The heat is nearly unbearable, but I thank the ancestors, God, Allah—everybody—that the stairs are still clear, though they won’t be for long. Fingers of flames reach out along the sheetrock, eating up the wood and any organic surface. Everystep feels like I’m being ripped open. My shirt sticks to the wound. I don’t know how I’m still standing.
I round the bottom stair, taking them two at a time, terror numbing the stab wound at my side. When I reach the top, glass shatters behind me, and the glass sculpture I made of me and Shae lies in shards on the floor, the wooden frame still burning bright.
“Tems! Rai!” I rush past my mother’s unfinished art when I spot the twins huddled in the corner. Raiden holds Tempest close to his chest as she wails.

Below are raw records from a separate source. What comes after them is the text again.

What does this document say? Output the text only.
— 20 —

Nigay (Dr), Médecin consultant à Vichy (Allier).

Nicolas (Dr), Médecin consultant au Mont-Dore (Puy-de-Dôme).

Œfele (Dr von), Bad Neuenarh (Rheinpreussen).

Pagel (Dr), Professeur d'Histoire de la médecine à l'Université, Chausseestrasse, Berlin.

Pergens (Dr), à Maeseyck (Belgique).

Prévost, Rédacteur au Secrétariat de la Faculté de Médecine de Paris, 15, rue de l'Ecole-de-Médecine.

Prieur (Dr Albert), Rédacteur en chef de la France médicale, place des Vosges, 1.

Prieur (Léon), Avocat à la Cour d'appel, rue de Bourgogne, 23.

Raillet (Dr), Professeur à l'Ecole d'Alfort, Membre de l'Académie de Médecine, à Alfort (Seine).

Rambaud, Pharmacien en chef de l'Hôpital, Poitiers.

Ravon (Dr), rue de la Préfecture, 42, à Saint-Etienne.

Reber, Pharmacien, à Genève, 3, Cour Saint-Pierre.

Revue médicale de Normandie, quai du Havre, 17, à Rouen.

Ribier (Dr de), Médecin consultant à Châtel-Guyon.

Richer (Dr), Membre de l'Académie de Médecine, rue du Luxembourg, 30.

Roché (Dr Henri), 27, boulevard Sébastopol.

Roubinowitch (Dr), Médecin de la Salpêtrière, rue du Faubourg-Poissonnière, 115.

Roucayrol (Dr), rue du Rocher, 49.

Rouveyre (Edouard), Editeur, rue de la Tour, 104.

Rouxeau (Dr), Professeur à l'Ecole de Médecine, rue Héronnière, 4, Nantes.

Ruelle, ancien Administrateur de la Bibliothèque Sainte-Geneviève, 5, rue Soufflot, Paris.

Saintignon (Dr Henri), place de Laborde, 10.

“We heard the g-guns, and we ran to hide like you told us!” Raiden babbles, but I scoop them up, groaning at the pain but knowing there’s no time to talk.

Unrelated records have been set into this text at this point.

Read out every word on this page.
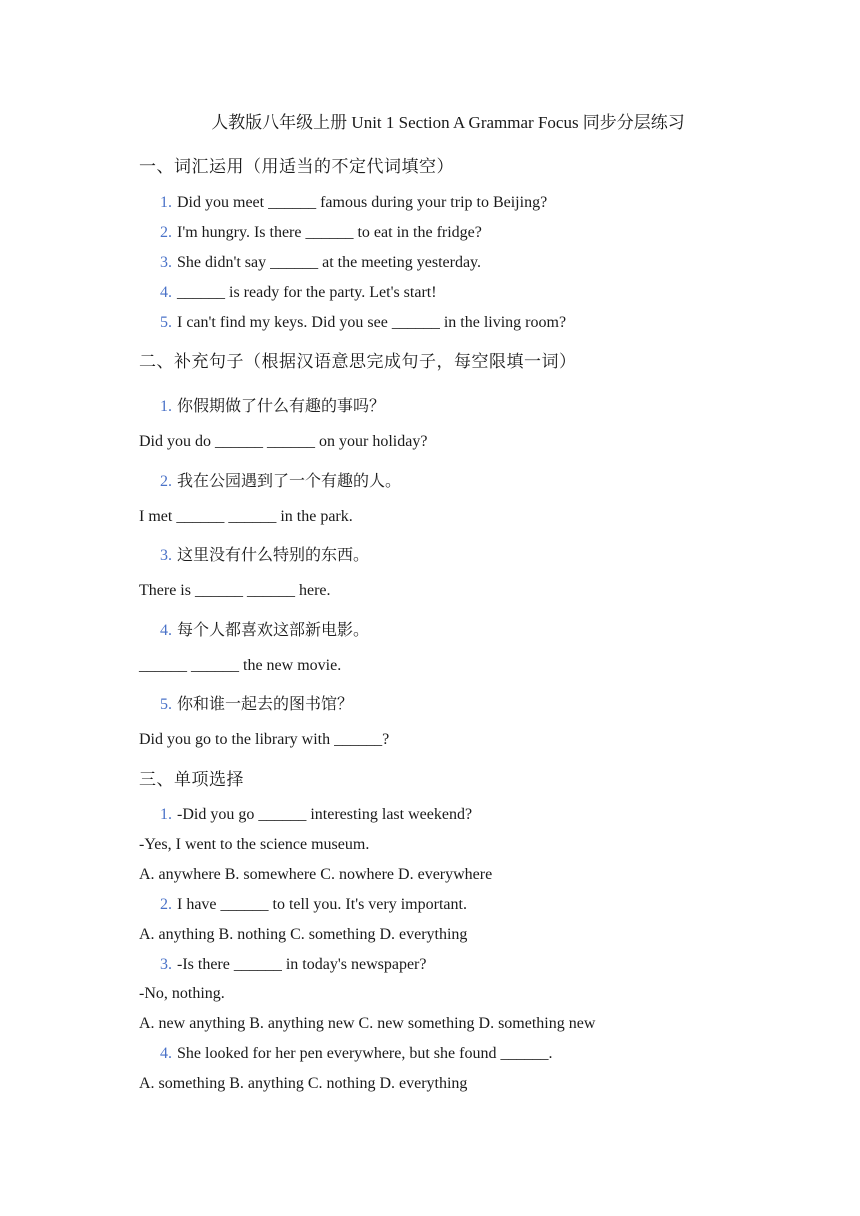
人教版八年级上册 Unit 1 Section A Grammar Focus 同步分层练习
一、词汇运用（用适当的不定代词填空）
1. Did you meet ______ famous during your trip to Beijing?
2. I'm hungry. Is there ______ to eat in the fridge?
3. She didn't say ______ at the meeting yesterday.
4. ______ is ready for the party. Let's start!
5. I can't find my keys. Did you see ______ in the living room?
二、补充句子（根据汉语意思完成句子，每空限填一词）
1. 你假期做了什么有趣的事吗？
Did you do ______ ______ on your holiday?
2. 我在公园遇到了一个有趣的人。
I met ______ ______ in the park.
3. 这里没有什么特别的东西。
There is ______ ______ here.
4. 每个人都喜欢这部新电影。
______ ______ the new movie.
5. 你和谁一起去的图书馆？
Did you go to the library with ______?
三、单项选择
1. -Did you go ______ interesting last weekend?
-Yes, I went to the science museum.
A. anywhere B. somewhere C. nowhere D. everywhere
2. I have ______ to tell you. It's very important.
A. anything B. nothing C. something D. everything
3. -Is there ______ in today's newspaper?
-No, nothing.
A. new anything B. anything new C. new something D. something new
4. She looked for her pen everywhere, but she found ______.
A. something B. anything C. nothing D. everything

“You both are so brave,” I say, moving us toward the stairs. I skid to a stop when a beam falls from one end of the garage to the other, blocking the path.
“Daddy!” Tempest screeches. I turn around, searching for another way out.
Another way. Another way.
My eyes flick like I’m trying to track a speeding object, and I keep coming back to one horrible choice.
The only option is the window, so out the window we go.
“I’m gonna put you both down, and I need you to be brave for a minute longer,” I say, crouching to look both of them in the eye. Tempest coughs, hacking as the smoke billows, and my eyes sear.
Break the window.
Spotting the ceramic pot that once held a Monstera, I chuck it at the glass with all my strength, and thankfully, it shatters.
Get us out.
The tarps I put on the ground the last time Shae and I were here seem to be divinely placed, and I make quick work of knotting them together to make a rope.
“Okay, Tems, you’re going to climb down,” I shout, and Tempest’s eyes widen.
“No, I can’t!” She latches on to me.
No time. There’s no time.
Another piece of wall falls.
“Raiden! Go down. Now!” My son doesn’t hesitate, going over the lip of the window and climbing down as I watch. Shae’s there to catch him.
“Storm, the fire’s growing!” Shae shouts, her panicked voice almost muted over the roar of the fire and the distance.
I pick up Tempest and look her in the eyes right as the stairs crack and fall, and one of the supports under the loft must give away, because the platform beneath my feet sags to the side.
“Daddy!” Tempest shrieks. “I’m so scared!”
The look of pure terror on my daughter’s face is enough to send me to a grave.
The floor lurches again, and I look out the window toward Shae on the ground.
“I’ll be right behind you,” I say, my voice practically gone now. “I love you, Tems.” I say, and another loudcrackcauses the flames to whip up as part of the roof gives away.
“I need you to climb down now. Be my brave little girl, okay?” Still sobbing, she searches my face, and something in my expression allows her to go.
“Okay, Daddy,” she says. “I’ll be b-brave.”
I wrap her hands around the rope, even as her body trembles.
“Just hold on. I’ve got you. Mommy’s right there.”
Her watery eyes meet mine, and in steady movements, she descends. In a few seconds, she’s on the ground, clutching Shae like a koala.